Hening mendadak melingkupi ruangan tersebut, sehingga menimbulkan sedikit kecanggungan. Diana tidak lagi bicara dan Zuna pun sedang berusaha menyusun kalimat dalam pikirannya, agar tidak salah bicara pada Diana.

"Enggak apa-apa, kok, kalau kamu enggak bisa berbicara manis padaku. Biar aku yang berbicara dengan nada manis untuk kamu," ujar Zuna, menawarkan.

"Jangan, Zu," sahut Diana. "Jangan sampai Mita mendengar kamu bicara manis sama aku, lalu aku menjadi sasaran amukannya. Kamu enggak bicara manis pun, aku sudah jadi sasaran amukannya seperti yang terjadi di MAXX Coffee. Jadi, bicara saja seperti biasanya."

Zuna kembali membawa Diana ke dalam pelukannya dan kali ini pria itu memeluknya dengan perasaan gemas luar biasa. Diana berusaha melepaskan diri, namun jelas tidak berhasil sama sekali meski dirinya meronta-ronta.

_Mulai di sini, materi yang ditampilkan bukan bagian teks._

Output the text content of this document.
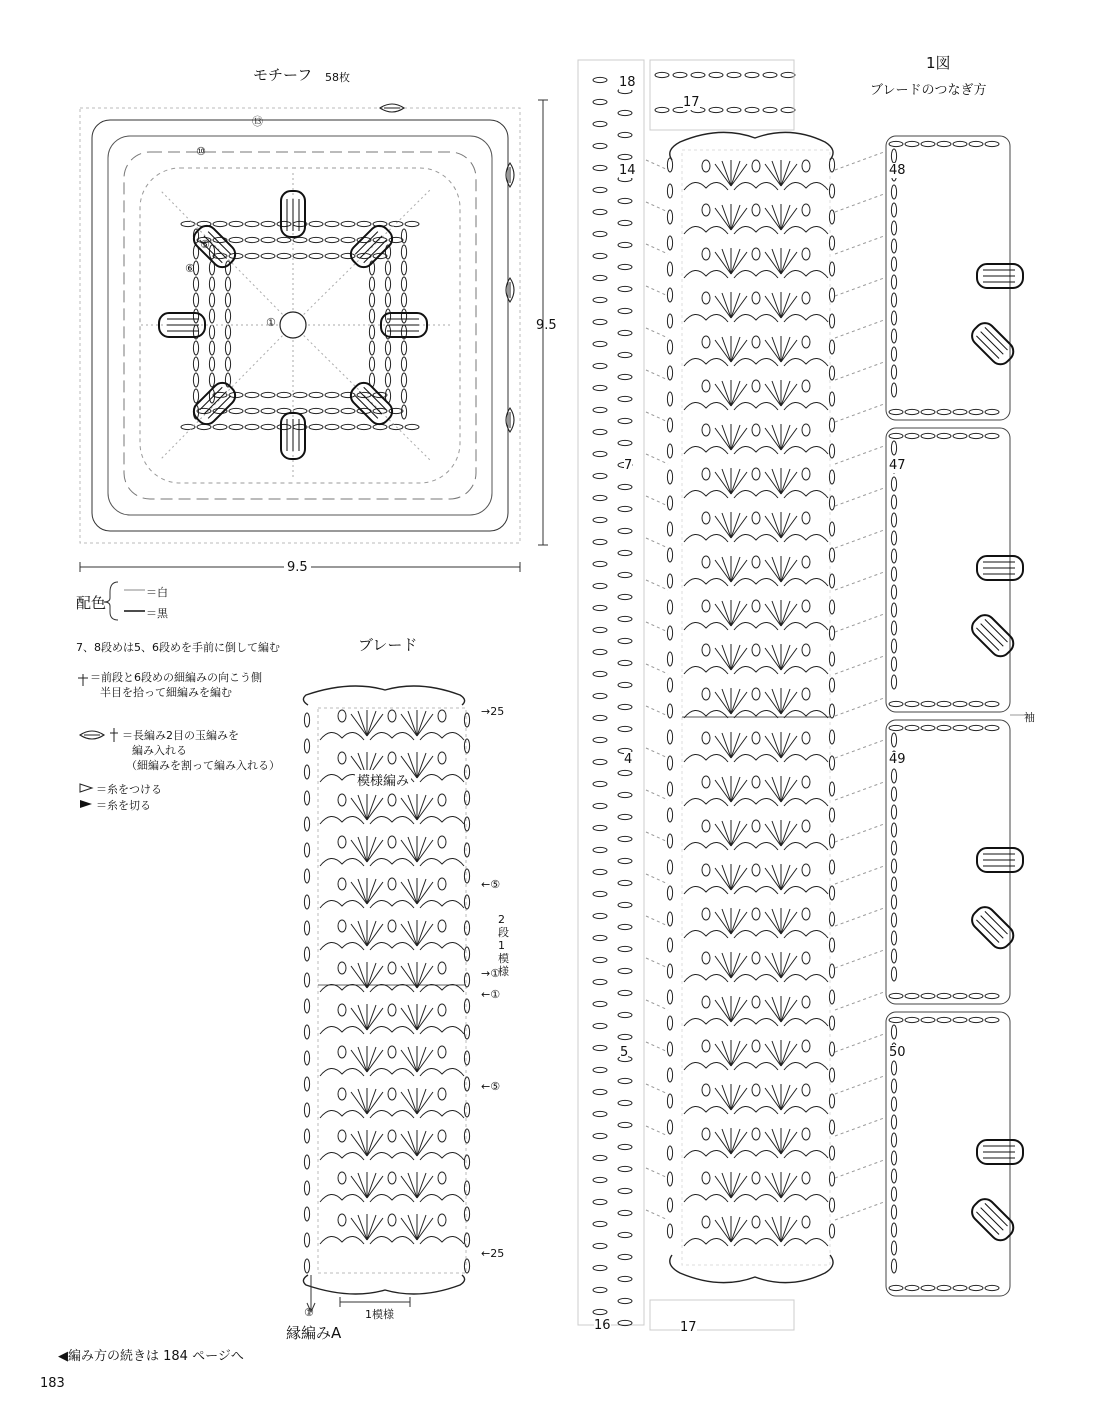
モチーフ 58枚
9.5
9.5
①
⑤
⑥
⑩
⑬
配色
＝白
＝黒
7、8段めは5、6段めを手前に倒して編む
＝前段と6段めの細編みの向こう側
半目を拾って細編みを編む
＝長編み2目の玉編みを
編み入れる
（細編みを割って編み入れる）
＝糸をつける
＝糸を切る
ブレード
模様編み
→25
←⑤
2段1模様
→①
←①
←⑤
←25
①	1模様
縁編みA
1図
ブレードのつなぎ方
袖
18
14
7
4
5
16
17
17
48
47
49
50
◀編み方の続きは 184 ページへ
183
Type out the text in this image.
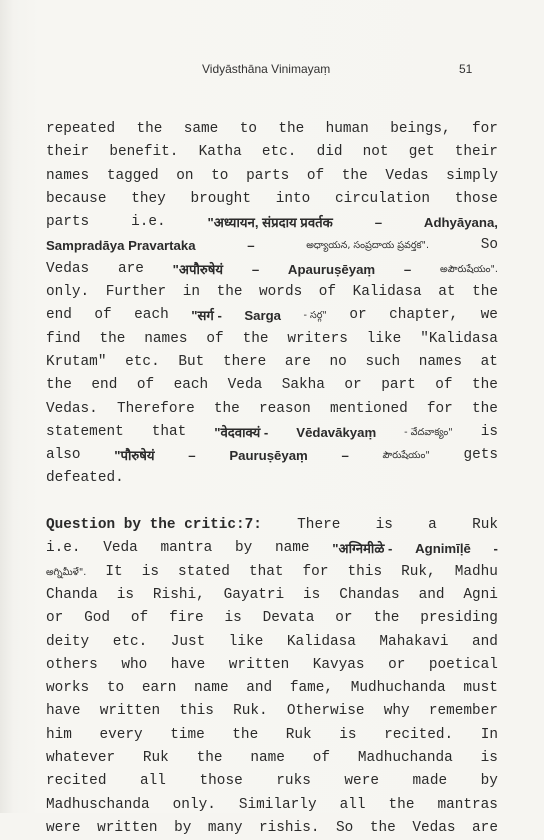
Vidyāsthāna Vinimayaṃ	51
repeated the same to the human beings, for
their benefit. Katha etc. did not get their
names tagged on to parts of the Vedas simply
because they brought into circulation those
parts	i.e.	"अध्यायन, संप्रदाय प्रवर्तक	–	Adhyāyana,
Sampradāya Pravartaka	–	అధ్యాయన, సంప్రదాయ ప్రవర్తక".	So
Vedas are "अपौरुषेयं – Apauruṣēyaṃ –	అపౌరుషేయం".
only. Further in the words of Kalidasa at the
end of each "सर्ग - Sarga - సర్గ" or chapter, we
find the names of the writers like "Kalidasa
Krutam" etc. But there are no such names at
the end of each Veda Sakha or part of the
Vedas. Therefore the reason mentioned for the
statement that "वेदवाक्यं - Vēdavākyaṃ	- వేదవాక్యం" is
also	"पौरुषेयं	–	Pauruṣēyaṃ	–	పౌరుషేయం" gets
defeated.
Question by the critic:7: There is a Ruk
i.e. Veda mantra by name "अग्निमीळे - Agnimīḷē -
అగ్నిమీళే". It is stated that for this Ruk, Madhu
Chanda is Rishi, Gayatri is Chandas and Agni
or God of fire is Devata or the presiding
deity etc. Just like Kalidasa Mahakavi and
others who have written Kavyas or poetical
works to earn name and fame, Mudhuchanda must
have written this Ruk. Otherwise why remember
him every time the Ruk is recited. In
whatever Ruk the name of Madhuchanda is
recited all those ruks were made by
Madhuschanda only. Similarly all the mantras
were written by many rishis. So the Vedas are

"Mana bisa aku enggak bicara manis sama kamu, setelah mendengar pengakuan kalau kamu sayang aku. Aku juga sayang sama kamu, Na, makanya aku jelas akan melaksanakan niatanku barusan tanpa menunggu lama. Soal kamu menjadi sasaran amukan Mita, nanti aku yang akan mengamuk balik sama dia. Aku siap, kok, mengamuk sama Mita kapan pun yang kamu butuhkan," Zuna menekankan hal itu dengan sangat manis.

"Zu ... le-pas-kan ... a-ku!" pinta Diana, terbata-bata.

"Hah? Apa? Peluk lebih lama? Oke, Tuan Putri! Siap, laksanakan!" sahut Zuna, sambil menahan tawa.

Di tempat lain, Rudi saat ini sedang mengamuk sambil menendang-nendang bagian samping mobilnya. Laki-laki itu berteriak-teriak penuh emosi, saat ia tiba di tempat pembuangan sampah namun tidak menemukan kardus penting yang tadi dibawanya dari SMP GENTAWIRA pada bagian belakang mobil. Emosinya benar-benar meluap, karena dilingkupi rasa takut kalau-kalau orang yang mencuri kardus itu dari mobilnya akan membuka isi kardus tersebut.

"SIALAN!!! SIAPA YANG BERANI MEMBOBOL MOBILKU DAN MENCURI BARANG PENTING ITU!!! AKU AKAN MENEMUKANNYA!!! AKU AKAN MEMBERINYA PELAJARAN SAAT MENEMUKAN ORANG ITU!!!" amuknya, seraya mencoba memeriksa rekaman kamera yang ada pada mobilnya.